This laboratory assignment will familiarize you with the one of the serial communications peripherals of the ARM Cortex M0. The UART, or Universal Asynchronous Receiver/Transmitter, is a hardware peripheral that makes sending and receiving bytes of data between embedded components extremely fast and easy. All of the overhead control, like start and stop bits, parity, and baudrate, are easily configurable through the hardware control registers as with other peripherals that you have previously worked with, and NXP provides a nice example project to help get us started. Lastly, this lab is also important from the perspective of completing your final project, as in order to do so you will need to be able to stream collected data across Bluetooth from the embedded device you will build for real-time data processing in your Android phone.
Figure 1. The communication flow achieved during this laboratory.
The Bluetooth module is the device
that you will leverage for both this lab as well as your final
project (so treat it well!). This Bluetooth device is a
module, meaning that it is in actuality composed of more than
one IC chip (a BlueCore chip with a separate microcontroller
to operate it), although it is treated as one chip with one
footprint. This particular version comes with its own on
board voltage regulator and convenient access to the UART
Tx/Rx communication pins.
1: Solder wires connecting the Vcc, GND, Tx,
and Rx pins from the LPCXpresso board to the BlueSMiRF
device--make sure that the Arm UART's Rx connects to the
BlueSMiRF Tx (not Tx to Tx or Rx to Rx!).
Note: When connecting the
BlueSMiRF device to your phone for the first time, you need to
"pair" the device with your phone. This is only required
for the first time, and can be done with the default password
You are going to leverage an
Android phone/tablet to receive the serial communications from
the embedded hardware.
For this project, you will utilize
another NXP example project--"uart". Please locate,
open, and compile this project. By coincidence, the
BlueModule's default firmware is set to the same serial
communications configuration (9600 baud, 8 bits, no Parity, 1
stop bit), however be aware that with other Bluetooth radios
you may need to configure this portion yourself. (Note: Verify
the Bluetooth module does in fact have its baudrate set at
9600 by looking into the documentation.)
3: Initiate a debugging session with the "uart"
project, and connect your Android phone to your specific
Bluetooth device (i.e., make sure not to connect to another
group's device). Test the example's functionality by
sending some characters from your Android phone and seeing if
they are echoed back by the Arm Cortex M0.

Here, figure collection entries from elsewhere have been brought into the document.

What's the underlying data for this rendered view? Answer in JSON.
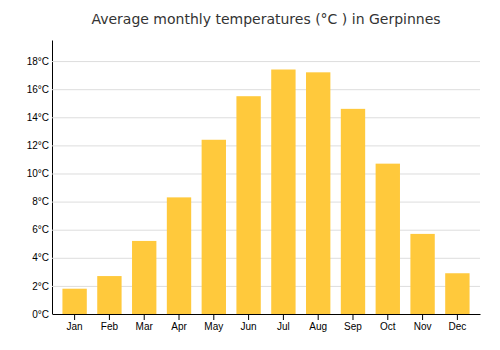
{
  "chart_data": {
    "type": "bar",
    "title": "Average monthly temperatures (°C ) in Gerpinnes",
    "categories": [
      "Jan",
      "Feb",
      "Mar",
      "Apr",
      "May",
      "Jun",
      "Jul",
      "Aug",
      "Sep",
      "Oct",
      "Nov",
      "Dec"
    ],
    "values": [
      1.8,
      2.7,
      5.2,
      8.3,
      12.4,
      15.5,
      17.4,
      17.2,
      14.6,
      10.7,
      5.7,
      2.9
    ],
    "color": "#FFC93C",
    "ylim": [
      0,
      19.5
    ],
    "yticks": [
      {
        "value": 0,
        "label": "0°C"
      },
      {
        "value": 2,
        "label": "2°C"
      },
      {
        "value": 4,
        "label": "4°C"
      },
      {
        "value": 6,
        "label": "6°C"
      },
      {
        "value": 8,
        "label": "8°C"
      },
      {
        "value": 10,
        "label": "10°C"
      },
      {
        "value": 12,
        "label": "12°C"
      },
      {
        "value": 14,
        "label": "14°C"
      },
      {
        "value": 16,
        "label": "16°C"
      },
      {
        "value": 18,
        "label": "18°C"
      }
    ],
    "grid": true
  }
}
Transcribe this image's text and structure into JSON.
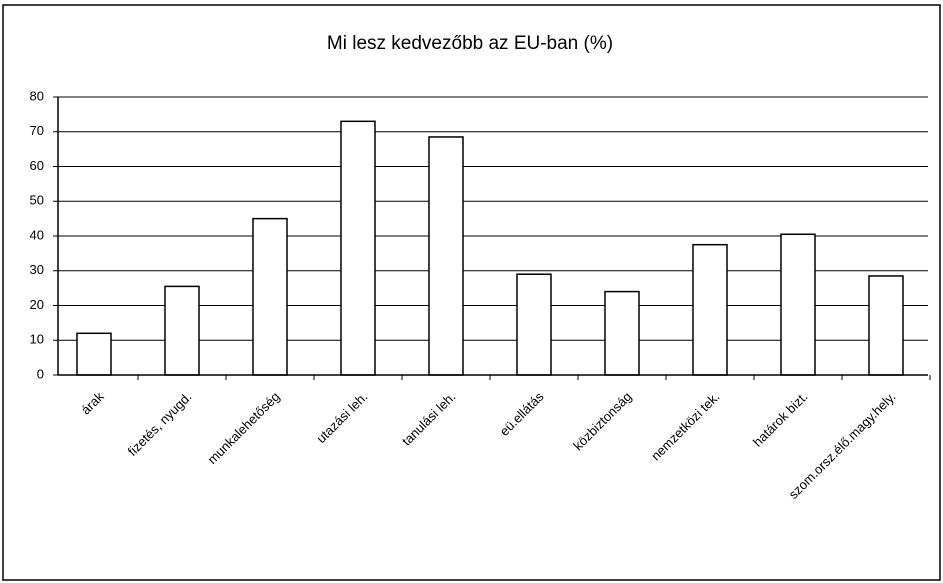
{
  "chart_data": {
    "type": "bar",
    "title": "Mi lesz kedvezőbb az EU-ban (%)",
    "categories": [
      "árak",
      "fizetés, nyugd.",
      "munkalehetőség",
      "utazási leh.",
      "tanulási leh.",
      "eü.ellátás",
      "közbiztonság",
      "nemzetközi tek.",
      "határok bizt.",
      "szom.orsz.élő.magy.hely."
    ],
    "values": [
      12,
      25.5,
      45,
      73,
      68.5,
      29,
      24,
      37.5,
      40.5,
      28.5
    ],
    "color": "#ffffff",
    "ylim": [
      0,
      80
    ],
    "yticks": [
      0,
      10,
      20,
      30,
      40,
      50,
      60,
      70,
      80
    ],
    "grid": true
  }
}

4: Modify the code in the "uart" example
project such that you repeat a message of "Hello World!\n" at
some fixed delay interval of your choosing.
Now that you understand the
fundamentals of using the Arm Cortex M0 to facilitate
communication between Bluetooth module and the Serial Bluetooth
Program, let's do something more useful. For the second
portion of the lab assignment, you are going to use your
phone/tablet to control the Arm Cortex M0 peripherals, and
namely, the GPIO and ADC ports (GPIO is required, ADC is
optional and 10% extra credit). To do this, you will have
the Arm display a menu system to the Bluetooth terminal
application, with which you can interact to set different
parameters for the two peripherals.
Table 2 describes the
expected overall flow of the menu system. LED control is
required for this lab, while ADC control is an additional extra
credit component. You have already provided solutions for
the control of the LED's blinking frequency and duty cycle in
previous lab assignments, but the parametrization was set
statically at compile time, and not dynamically
accessible. In this assignment, you remedy such
inflexibility and provide a method of remote configuration for
your embedded system – your Android phone.
The end goal of this
assignment is an ability to traverse these menus at will from
your phone's Bluetooth terminal, and enact the desired changes
in the peripheral's operation as indicated by the menu
choices. Only the first character of any string of
characters sent from the Android phone should be considered, and
the rest thrown away. Each new menu with all options
should be displayed in full upon reaching it. You may
select the meaning of 'Slow', 'Fast', etc, for both LED and ADC
For the ADC reporting
functionality portion of the extra credit assignment, you may
find that the menu is rapidly displaced by the reported ADC
values. This is perfectly okay, as you can refer to this
page for which number selections correspond to which menu
options. =] You will also need to devise a way to send the
voltage values. Remember, the ADC peripheral reports its
voltage by a counting of the number of (3.3-0)/2^10 divisions
that a measured voltage is closest to. Keep in mind that
even if you chose to just send this count number, that the
Bluetooth terminal will interpret it as an ASCII value and print
the corresponding characters to your Android screen. There
is no set or right way to handle this, but try to see if you can
come up with some interesting solutions to this problem.
|Arm Peripheral Control Menu
1. Control LED
2. Control ADC
LED Control Menu
LED Frequency Menu
LED Duty Cycle Menu
Reporting Frequency Menu
Figure 2. The Arm peripheral configuration menu flow (blue parts are required, red parts are optional and if completed yield 10% extra credit).